Обо всем этом мадемуазель Дье рассказывала мне каким-то тусклым голосом. Глаза у нее были красные и опухшие, но она больше не плакала. А голову обернула полотенцем – она уже много выпила до меня и продолжала пить.
Дом у нее с садом и стоит на пригорке, оттуда видно озеро. Внутри все ветхое и выглядит тоскливо, кроме комнаты, называемой салоном, которую она немного обновила после смерти матери. Повсюду книги. Когда я приехал, она очистила от них диван. Те три с лишним часа, что я провел у нее, я тоже, кажется, много пил. Не могу припомнить, что я делал, только помню, что она все время кусала губы, это в конце концов стало просто непереносимо, и, чтобы помешать ей, я то и дело протягивал в ее сторону руку.
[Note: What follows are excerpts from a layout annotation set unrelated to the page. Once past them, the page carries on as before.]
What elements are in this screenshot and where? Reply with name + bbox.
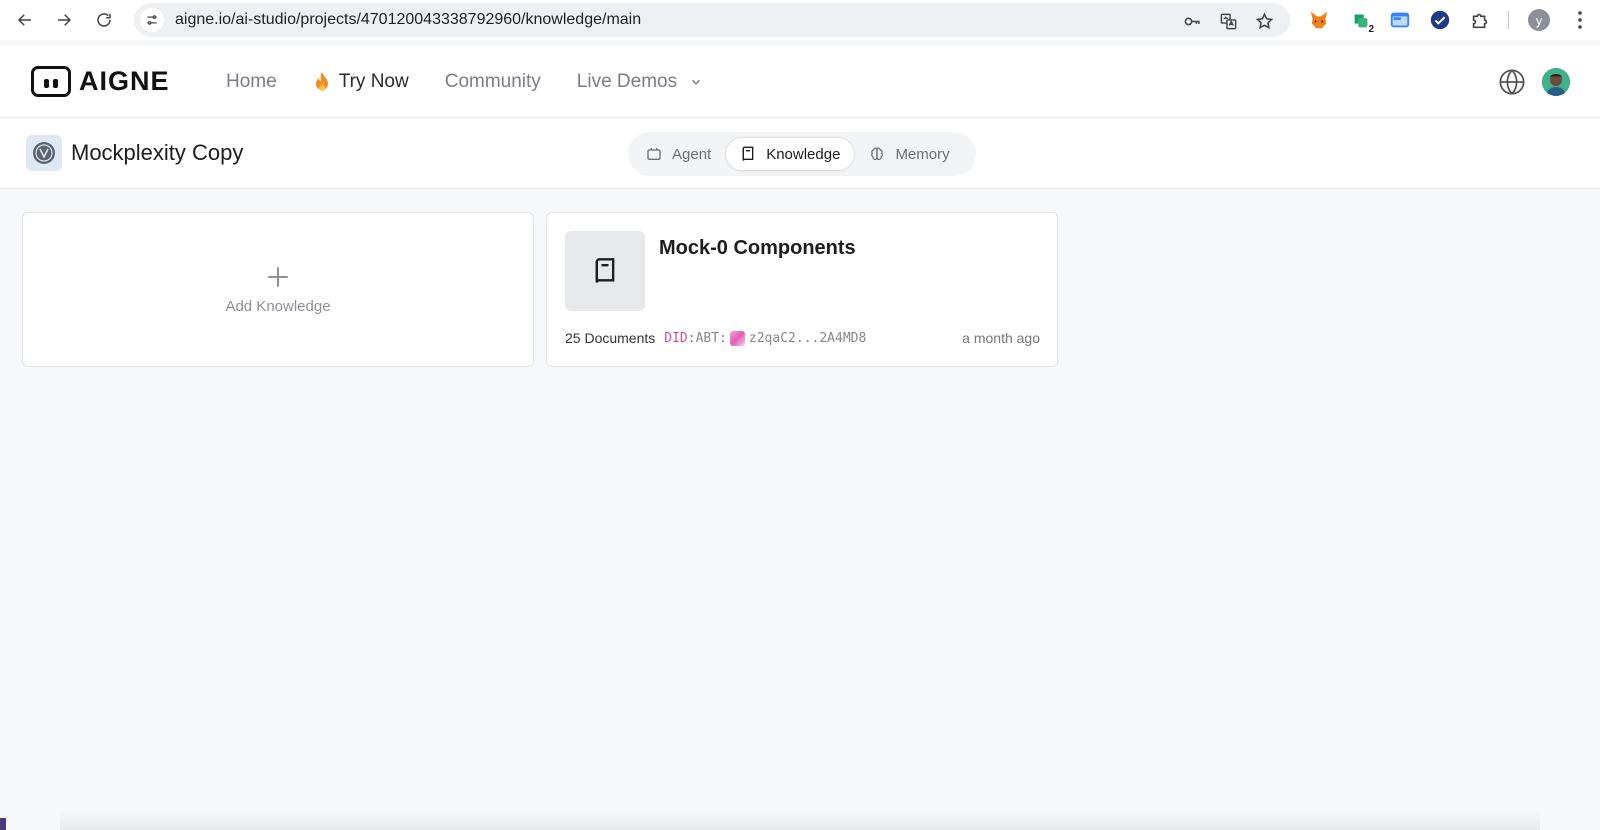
nav-try-now[interactable]: Try Now [313,71,409,93]
robot-icon [647,148,661,160]
screen-corner [0,818,6,830]
nav-home-label: Home [226,71,277,92]
add-knowledge-label: Add Knowledge [225,298,331,315]
profile-button[interactable]: y [1528,9,1550,31]
reload-icon [97,13,111,27]
check-extension[interactable] [1429,9,1451,31]
knowledge-title: Mock-0 Components [659,237,856,259]
arrow-right-icon [58,14,72,26]
toolbar-divider [1508,11,1509,29]
project-tabs: Agent Knowledge Memory [628,132,976,176]
knowledge-meta: 25 Documents DID: ABT: z2qaC2...2A4MD8 [565,330,866,346]
window-icon [1390,12,1410,28]
reload-button[interactable] [92,8,116,32]
logo-mark-icon [31,66,71,97]
star-icon [1255,12,1273,29]
nav-community-label: Community [444,71,541,92]
aigne-logo[interactable]: AIGNE [31,66,170,97]
translate-icon [1220,13,1236,29]
updated-time: a month ago [962,330,1040,346]
flame-icon [315,72,328,91]
brain-icon [871,147,884,160]
extensions-button[interactable] [1469,9,1491,31]
url-text[interactable]: aigne.io/ai-studio/projects/470120043338… [175,11,641,29]
arrow-left-icon [17,14,31,26]
document-count: 25 Documents [565,330,656,346]
avatar-image-icon [1542,68,1570,96]
tab-knowledge-label: Knowledge [766,145,841,163]
puzzle-icon [1472,13,1488,29]
metamask-extension[interactable] [1308,9,1330,31]
project-icon [26,135,62,171]
plus-icon [268,267,288,287]
chevron-down-icon [692,79,701,85]
screen-extension[interactable] [1389,9,1411,31]
add-knowledge-card[interactable]: Add Knowledge [22,212,534,367]
nav-community[interactable]: Community [445,71,541,93]
did-address[interactable]: z2qaC2...2A4MD8 [749,331,866,346]
nav-try-now-label: Try Now [338,71,409,92]
extension-badge: 2 [1366,24,1376,35]
language-button[interactable] [1498,68,1526,96]
nav-live-demos[interactable]: Live Demos [577,71,703,93]
address-bar[interactable]: aigne.io/ai-studio/projects/470120043338… [134,3,1290,37]
browser-toolbar: aigne.io/ai-studio/projects/470120043338… [0,0,1600,40]
translate-button[interactable] [1218,11,1238,31]
user-avatar[interactable] [1542,68,1570,96]
nav-live-demos-label: Live Demos [576,71,678,92]
wallet-extension[interactable]: 2 [1350,9,1376,35]
knowledge-card[interactable]: Mock-0 Components 25 Documents DID: ABT:… [546,212,1058,367]
project-title: Mockplexity Copy [71,140,244,165]
project-bar: Mockplexity Copy Agent Knowledge Memory [0,119,1600,189]
password-key-button[interactable] [1182,11,1202,31]
forward-button[interactable] [52,8,76,32]
check-circle-icon [1430,10,1450,30]
more-vertical-icon [1578,11,1582,29]
tab-memory[interactable]: Memory [855,137,963,171]
fox-icon [1310,11,1328,29]
app-header: AIGNE Home Try Now Community Live Demos [0,46,1600,118]
nav-home[interactable]: Home [226,71,277,93]
bottom-shadow [60,810,1540,830]
book-icon [742,146,754,161]
did-prefix: DID: [664,330,696,346]
bookmark-button[interactable] [1254,11,1274,31]
globe-icon [1499,69,1525,95]
logo-text: AIGNE [79,66,170,96]
tune-icon [147,15,157,25]
site-info-button[interactable] [140,8,164,32]
back-button[interactable] [13,8,37,32]
tab-memory-label: Memory [895,145,950,163]
did-abt: ABT: [695,330,727,346]
knowledge-thumbnail [565,231,645,311]
browser-menu-button[interactable] [1572,9,1588,31]
key-icon [1184,17,1200,25]
tab-agent[interactable]: Agent [632,137,725,171]
project-emblem-icon [33,142,55,164]
tab-agent-label: Agent [672,145,712,163]
did-avatar-icon [729,330,745,346]
book-icon [595,258,615,283]
tab-knowledge[interactable]: Knowledge [725,137,856,171]
main-nav: Home Try Now Community Live Demos [226,46,739,118]
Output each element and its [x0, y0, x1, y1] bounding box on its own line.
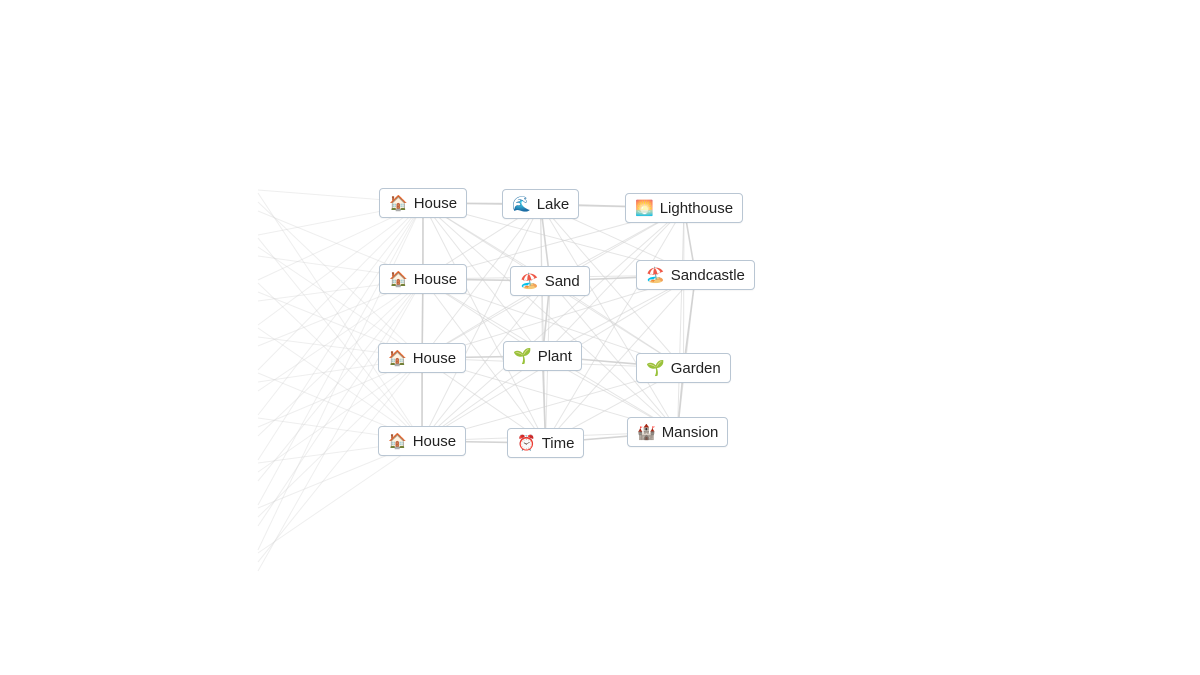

Как и Бу-Бу, но только раньше, она все узнала в ту ночь с 13 на 14 июля, когда Эна так поздно вернулась домой. И я слово в слово услыхал уже знакомую мне историю, за исключением одной вещи, от которой так и подскочил на месте: оказывается, те два негодяя сняли для нее квартирку в Дине, чтобы «она принимала там мужчин». Бу-Бу мне говорил, что она была для них источником наживы, но я думал только о выкупе, который они требовали, чтобы оставить ее в покое.